Singapur und Vietnam.
Nachdem die EU 2014 ein erstes Freihandelsabkommen (FHA) mit Singapur unterzeichnet hatte, stimmte das EU-Parlament am 13.02.2019 für drei umfassendere Abkommen: ´EU-Singapore trade and investment agreements´ (EUSFTA), ´EU-Singapore investment protection agreement´ (EUSIPA) und ´EU-Singapore Partnership and Cooperation Agreement (ESPCA). Diese müssen allerdings noch ratifiziert werden. Das EUSFTA soll binnen fünf Jahren zum Abbau praktisch aller Zölle zwischen der EU und Singapur führen. Die Anerkennung von geografischen Herkunftsbezeichnungen eröffnet zudem viele neue Exportchancen.

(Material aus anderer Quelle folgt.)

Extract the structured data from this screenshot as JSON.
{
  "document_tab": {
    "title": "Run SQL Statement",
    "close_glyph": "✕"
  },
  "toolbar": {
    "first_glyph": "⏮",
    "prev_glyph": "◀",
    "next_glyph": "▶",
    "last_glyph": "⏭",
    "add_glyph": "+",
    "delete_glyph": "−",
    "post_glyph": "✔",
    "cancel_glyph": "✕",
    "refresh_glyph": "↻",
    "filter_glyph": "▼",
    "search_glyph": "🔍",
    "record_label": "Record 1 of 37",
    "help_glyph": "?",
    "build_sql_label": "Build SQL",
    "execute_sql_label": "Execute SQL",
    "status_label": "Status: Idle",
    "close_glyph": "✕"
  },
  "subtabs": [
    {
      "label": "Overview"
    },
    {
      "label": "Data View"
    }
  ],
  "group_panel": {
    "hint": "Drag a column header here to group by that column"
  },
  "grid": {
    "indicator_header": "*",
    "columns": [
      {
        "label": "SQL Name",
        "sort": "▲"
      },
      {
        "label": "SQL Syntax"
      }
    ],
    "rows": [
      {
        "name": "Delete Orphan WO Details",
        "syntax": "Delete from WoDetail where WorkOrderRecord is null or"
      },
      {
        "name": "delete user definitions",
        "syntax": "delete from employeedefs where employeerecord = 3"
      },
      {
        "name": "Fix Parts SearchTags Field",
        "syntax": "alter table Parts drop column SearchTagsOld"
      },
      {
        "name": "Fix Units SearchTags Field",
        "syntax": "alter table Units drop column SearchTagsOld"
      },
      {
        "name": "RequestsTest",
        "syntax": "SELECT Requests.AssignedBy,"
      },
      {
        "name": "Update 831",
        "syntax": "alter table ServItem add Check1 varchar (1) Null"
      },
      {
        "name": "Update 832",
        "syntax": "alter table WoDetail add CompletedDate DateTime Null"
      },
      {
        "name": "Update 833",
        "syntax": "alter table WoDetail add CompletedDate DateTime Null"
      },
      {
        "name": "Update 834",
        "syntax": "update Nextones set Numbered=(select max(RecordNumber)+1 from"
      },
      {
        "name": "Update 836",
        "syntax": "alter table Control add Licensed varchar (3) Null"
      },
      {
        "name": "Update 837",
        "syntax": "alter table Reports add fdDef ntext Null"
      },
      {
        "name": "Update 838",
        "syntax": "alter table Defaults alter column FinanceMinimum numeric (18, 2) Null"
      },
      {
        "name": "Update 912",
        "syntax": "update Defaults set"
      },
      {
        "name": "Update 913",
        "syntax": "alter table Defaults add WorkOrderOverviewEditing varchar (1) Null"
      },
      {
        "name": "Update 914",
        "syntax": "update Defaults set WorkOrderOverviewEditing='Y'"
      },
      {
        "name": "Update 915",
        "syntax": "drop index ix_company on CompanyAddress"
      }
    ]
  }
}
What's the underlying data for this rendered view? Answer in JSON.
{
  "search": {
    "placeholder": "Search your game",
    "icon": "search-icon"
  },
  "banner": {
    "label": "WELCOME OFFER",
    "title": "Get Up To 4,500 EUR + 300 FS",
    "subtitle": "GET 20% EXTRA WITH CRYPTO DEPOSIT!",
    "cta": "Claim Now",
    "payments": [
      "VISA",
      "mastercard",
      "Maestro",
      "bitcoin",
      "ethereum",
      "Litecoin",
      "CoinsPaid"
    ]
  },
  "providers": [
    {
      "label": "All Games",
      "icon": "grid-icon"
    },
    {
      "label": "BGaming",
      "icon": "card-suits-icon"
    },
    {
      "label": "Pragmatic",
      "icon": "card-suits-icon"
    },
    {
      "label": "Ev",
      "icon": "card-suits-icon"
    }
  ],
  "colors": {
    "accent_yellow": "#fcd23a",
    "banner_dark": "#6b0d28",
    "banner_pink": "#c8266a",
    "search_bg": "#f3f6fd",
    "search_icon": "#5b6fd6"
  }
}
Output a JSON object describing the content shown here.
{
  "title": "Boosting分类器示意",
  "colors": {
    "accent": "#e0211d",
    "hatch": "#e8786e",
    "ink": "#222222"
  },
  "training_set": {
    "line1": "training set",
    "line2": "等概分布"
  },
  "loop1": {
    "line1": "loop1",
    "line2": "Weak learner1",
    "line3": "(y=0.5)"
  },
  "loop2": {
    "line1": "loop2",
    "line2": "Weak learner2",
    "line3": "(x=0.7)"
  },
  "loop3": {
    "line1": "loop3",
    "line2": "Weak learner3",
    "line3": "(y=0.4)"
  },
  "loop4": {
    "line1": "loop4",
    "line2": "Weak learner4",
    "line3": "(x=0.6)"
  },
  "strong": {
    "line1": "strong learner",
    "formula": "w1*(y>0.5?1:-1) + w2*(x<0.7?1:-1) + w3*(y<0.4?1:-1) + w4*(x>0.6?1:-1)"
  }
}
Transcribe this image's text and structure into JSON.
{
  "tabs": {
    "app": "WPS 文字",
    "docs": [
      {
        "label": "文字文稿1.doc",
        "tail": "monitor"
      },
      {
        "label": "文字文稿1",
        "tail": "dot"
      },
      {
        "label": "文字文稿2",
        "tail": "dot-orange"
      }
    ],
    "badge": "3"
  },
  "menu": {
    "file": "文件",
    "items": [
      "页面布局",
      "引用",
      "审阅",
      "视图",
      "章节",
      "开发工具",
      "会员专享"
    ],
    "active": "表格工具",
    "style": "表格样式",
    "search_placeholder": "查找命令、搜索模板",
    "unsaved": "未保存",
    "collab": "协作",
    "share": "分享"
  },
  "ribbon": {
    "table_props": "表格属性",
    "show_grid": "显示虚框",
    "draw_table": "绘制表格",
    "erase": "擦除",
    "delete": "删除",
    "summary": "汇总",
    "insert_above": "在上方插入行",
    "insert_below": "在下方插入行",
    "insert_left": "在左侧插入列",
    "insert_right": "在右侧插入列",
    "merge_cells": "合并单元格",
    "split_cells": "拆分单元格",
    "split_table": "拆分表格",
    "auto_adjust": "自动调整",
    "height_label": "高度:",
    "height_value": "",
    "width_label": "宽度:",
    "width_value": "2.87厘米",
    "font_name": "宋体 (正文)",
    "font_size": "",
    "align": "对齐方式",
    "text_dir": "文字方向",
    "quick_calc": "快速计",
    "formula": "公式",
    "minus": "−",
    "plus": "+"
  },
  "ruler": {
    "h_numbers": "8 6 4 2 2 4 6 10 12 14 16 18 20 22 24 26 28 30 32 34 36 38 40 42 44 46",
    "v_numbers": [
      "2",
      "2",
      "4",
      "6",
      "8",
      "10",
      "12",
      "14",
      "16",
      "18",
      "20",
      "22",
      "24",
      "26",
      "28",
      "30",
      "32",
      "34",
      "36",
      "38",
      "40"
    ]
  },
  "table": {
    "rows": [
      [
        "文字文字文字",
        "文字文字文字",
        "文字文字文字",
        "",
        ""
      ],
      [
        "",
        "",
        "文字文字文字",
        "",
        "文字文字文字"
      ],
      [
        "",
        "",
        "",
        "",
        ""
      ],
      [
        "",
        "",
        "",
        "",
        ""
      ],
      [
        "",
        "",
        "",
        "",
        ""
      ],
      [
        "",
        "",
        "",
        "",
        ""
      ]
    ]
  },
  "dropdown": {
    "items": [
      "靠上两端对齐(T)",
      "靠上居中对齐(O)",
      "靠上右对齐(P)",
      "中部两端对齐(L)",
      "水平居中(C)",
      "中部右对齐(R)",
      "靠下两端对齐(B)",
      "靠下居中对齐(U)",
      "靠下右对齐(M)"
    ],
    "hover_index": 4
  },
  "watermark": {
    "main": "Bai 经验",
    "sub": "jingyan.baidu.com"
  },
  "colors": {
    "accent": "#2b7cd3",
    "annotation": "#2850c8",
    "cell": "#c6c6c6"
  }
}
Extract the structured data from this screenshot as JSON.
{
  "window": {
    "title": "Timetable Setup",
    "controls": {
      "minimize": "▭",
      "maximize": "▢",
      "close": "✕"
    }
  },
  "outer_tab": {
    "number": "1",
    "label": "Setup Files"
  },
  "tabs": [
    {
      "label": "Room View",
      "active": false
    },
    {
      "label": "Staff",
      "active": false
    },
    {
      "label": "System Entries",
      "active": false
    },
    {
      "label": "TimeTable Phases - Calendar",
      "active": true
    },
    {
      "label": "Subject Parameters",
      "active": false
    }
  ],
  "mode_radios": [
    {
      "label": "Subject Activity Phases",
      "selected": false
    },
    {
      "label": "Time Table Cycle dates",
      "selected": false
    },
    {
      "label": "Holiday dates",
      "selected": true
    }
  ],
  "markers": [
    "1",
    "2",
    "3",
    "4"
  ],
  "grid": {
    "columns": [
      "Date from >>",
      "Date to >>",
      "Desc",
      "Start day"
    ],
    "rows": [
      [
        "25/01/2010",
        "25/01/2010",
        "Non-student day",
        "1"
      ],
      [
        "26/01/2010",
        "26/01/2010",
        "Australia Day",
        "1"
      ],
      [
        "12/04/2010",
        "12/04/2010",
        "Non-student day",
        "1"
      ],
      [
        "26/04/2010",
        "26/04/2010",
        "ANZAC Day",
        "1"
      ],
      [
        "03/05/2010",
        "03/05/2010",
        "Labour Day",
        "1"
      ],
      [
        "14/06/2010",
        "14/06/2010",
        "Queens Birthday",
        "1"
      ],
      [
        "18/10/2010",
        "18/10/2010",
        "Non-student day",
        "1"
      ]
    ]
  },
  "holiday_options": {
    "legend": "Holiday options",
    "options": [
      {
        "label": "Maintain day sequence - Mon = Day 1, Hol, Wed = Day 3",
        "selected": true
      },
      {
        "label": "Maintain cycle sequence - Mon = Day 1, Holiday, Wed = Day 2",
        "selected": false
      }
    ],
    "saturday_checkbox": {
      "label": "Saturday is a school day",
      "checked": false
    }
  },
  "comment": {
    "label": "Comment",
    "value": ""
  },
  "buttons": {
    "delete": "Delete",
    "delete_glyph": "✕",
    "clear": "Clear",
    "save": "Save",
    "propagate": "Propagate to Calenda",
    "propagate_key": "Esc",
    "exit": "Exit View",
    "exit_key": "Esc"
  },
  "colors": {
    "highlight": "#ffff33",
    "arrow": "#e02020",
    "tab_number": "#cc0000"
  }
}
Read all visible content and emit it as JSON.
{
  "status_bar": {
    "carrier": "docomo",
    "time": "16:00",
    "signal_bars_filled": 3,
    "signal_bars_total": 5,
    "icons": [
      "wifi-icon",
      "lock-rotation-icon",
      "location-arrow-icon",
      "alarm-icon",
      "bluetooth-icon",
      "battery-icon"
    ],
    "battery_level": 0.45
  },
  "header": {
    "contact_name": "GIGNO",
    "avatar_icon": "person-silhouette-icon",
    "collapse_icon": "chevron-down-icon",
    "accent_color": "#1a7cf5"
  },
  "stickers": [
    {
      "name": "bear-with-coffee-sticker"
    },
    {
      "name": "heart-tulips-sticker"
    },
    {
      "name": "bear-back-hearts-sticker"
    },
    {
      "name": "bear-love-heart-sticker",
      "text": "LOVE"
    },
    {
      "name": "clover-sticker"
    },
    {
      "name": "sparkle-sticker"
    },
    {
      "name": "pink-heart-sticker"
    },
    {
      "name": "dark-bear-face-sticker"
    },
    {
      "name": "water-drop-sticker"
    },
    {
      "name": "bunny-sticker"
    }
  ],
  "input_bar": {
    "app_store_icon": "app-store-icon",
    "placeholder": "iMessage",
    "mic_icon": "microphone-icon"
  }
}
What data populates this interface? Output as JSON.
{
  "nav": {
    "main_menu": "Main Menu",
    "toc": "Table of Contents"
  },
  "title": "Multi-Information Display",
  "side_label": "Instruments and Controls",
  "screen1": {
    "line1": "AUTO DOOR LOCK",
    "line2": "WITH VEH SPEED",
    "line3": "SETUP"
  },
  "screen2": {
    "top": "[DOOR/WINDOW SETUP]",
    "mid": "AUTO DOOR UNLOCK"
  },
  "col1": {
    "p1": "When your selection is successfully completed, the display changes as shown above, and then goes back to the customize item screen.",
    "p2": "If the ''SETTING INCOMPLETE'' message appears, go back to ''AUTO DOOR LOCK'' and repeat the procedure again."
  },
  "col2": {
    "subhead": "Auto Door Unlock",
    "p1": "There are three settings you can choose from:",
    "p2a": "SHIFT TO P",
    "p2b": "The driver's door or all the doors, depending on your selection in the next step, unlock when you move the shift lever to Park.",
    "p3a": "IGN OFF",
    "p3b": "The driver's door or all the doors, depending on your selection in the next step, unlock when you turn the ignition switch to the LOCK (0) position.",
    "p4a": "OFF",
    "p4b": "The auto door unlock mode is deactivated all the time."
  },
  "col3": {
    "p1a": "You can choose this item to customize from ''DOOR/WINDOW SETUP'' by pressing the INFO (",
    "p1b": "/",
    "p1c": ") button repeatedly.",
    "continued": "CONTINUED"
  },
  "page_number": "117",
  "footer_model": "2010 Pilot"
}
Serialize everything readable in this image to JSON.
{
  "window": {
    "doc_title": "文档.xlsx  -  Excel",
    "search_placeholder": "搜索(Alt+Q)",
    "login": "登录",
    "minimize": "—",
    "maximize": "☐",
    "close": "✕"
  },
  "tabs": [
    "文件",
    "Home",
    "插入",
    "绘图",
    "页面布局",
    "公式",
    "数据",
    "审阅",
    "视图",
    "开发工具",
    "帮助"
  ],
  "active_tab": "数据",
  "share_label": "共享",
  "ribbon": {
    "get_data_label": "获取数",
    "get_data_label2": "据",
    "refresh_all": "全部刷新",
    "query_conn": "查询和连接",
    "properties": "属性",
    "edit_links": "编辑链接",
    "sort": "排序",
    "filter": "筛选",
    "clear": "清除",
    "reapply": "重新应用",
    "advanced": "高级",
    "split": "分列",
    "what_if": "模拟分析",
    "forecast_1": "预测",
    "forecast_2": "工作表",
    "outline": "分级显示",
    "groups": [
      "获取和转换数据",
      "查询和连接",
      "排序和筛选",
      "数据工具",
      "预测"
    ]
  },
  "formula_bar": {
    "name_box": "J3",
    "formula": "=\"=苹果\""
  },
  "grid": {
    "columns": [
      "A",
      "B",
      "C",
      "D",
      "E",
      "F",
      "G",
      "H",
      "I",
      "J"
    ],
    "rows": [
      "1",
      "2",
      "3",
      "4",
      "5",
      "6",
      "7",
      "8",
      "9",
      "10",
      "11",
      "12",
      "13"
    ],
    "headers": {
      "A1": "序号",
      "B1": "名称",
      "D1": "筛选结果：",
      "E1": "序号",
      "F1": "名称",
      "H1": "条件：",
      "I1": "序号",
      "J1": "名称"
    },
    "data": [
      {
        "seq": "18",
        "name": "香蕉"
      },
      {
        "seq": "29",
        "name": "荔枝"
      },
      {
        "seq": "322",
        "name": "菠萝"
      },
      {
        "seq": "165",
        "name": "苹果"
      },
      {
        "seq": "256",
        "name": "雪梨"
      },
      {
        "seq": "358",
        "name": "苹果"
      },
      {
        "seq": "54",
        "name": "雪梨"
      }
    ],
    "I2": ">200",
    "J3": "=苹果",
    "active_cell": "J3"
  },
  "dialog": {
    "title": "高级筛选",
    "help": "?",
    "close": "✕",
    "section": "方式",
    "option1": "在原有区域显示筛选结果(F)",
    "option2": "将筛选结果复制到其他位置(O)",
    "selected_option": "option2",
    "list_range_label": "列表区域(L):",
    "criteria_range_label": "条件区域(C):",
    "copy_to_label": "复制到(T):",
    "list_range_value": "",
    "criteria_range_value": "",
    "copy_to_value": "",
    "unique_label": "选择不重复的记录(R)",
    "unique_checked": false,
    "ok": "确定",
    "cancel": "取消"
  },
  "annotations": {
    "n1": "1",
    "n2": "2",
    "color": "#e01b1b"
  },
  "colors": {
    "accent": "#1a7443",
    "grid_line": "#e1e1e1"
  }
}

Der Stadtstaat Singapur ist zwar klein, aber der fünfzehntgrößte Handelspartner der EU. Mehr als 10.000 europäische Unternehmen sind hier aktiv. Der Warenverkehr in beide Richtungen hat einen Wert von insgesamt über 53 Milliarden Euro. Bei Dienstleistungen beträgt das Handelsvolumen rund 51 Milliarden Euro. Singapur ist eine Drehscheibe des globalen Warenaustauschs, wichtiger Finanzstandort, Forschungszentrum und beliebte Destination für Investitionen aus dem europäischen Wirtschaftsraum.

Das Freihandelsabkommen der EU mit Vietnam ist das umfassendste Handelsabkommen, das die EU je mit einem wirtschaftlich aufstrebenden Land abgeschlossen hat. Durch das Abkommen werden fast alle Zölle (über 99%) zwischen der EU und Vietnam beseitigt. Für einige sensible landwirtschaftliche Produkte der EU wurden Zollkontingente vereinbart: Reis, Mais, Knoblauch, Pilze und Zucker. Vietnam hat sich verpflichtet, fast alle seine Exportzölle abzuschaffen und den Marktzugang für EU-Unternehmen im Dienstleistungssektor, insbesondere bei Post- und Kurierdiensten, Umweltdienstleistungen, Banken und Versicherungen und Seeverkehr, zu verbessern. Das Abkommen wird es EU-Unternehmen ermöglichen bei öffentlichen Ausschreibungen der vietnamesischen Zentralverwaltung, einschließlich Infrastrukturprojekte, der wichtigsten staatlichen Unternehmen sowie der beiden größten vietnamesischen Städten Hanoi und Ho-Chi-Min-Stadt mitzubieten. Durch das Handelsabkommen werden auch anerkannte geographische Angaben von europäischen Lebensmitteln in Vietnam geschützt.

Südkorea, Japan.
Im Dezember 2015 trat das FHA mit Südkorea formell in Kraft, nachdem es seit Juli 2011 bereits vorläufig angewendet worden war. Seit der Ratifizierung sind rund 98,7% aller Zölle entfallen. Dadurch konnten Exporteure und Importeure erhebliche Zollzahlungen einsparen und den Handel weiter ausbauen Mit dem Abkommen wurden außerdem Sektor übergreifend nichttarifäre Hemmnisse u.a. in der Automobil- und Arzneimittelindustrie sowie der Unterhaltungselektronik beseitigt. Viele europäische Normen und europäische Bescheinigungen wurden in Südkorea als gleichwertig anerkannt, und geografischen Angaben der EU sind jetzt geschützt. Die Ursprungsregeln wurden vereinfacht.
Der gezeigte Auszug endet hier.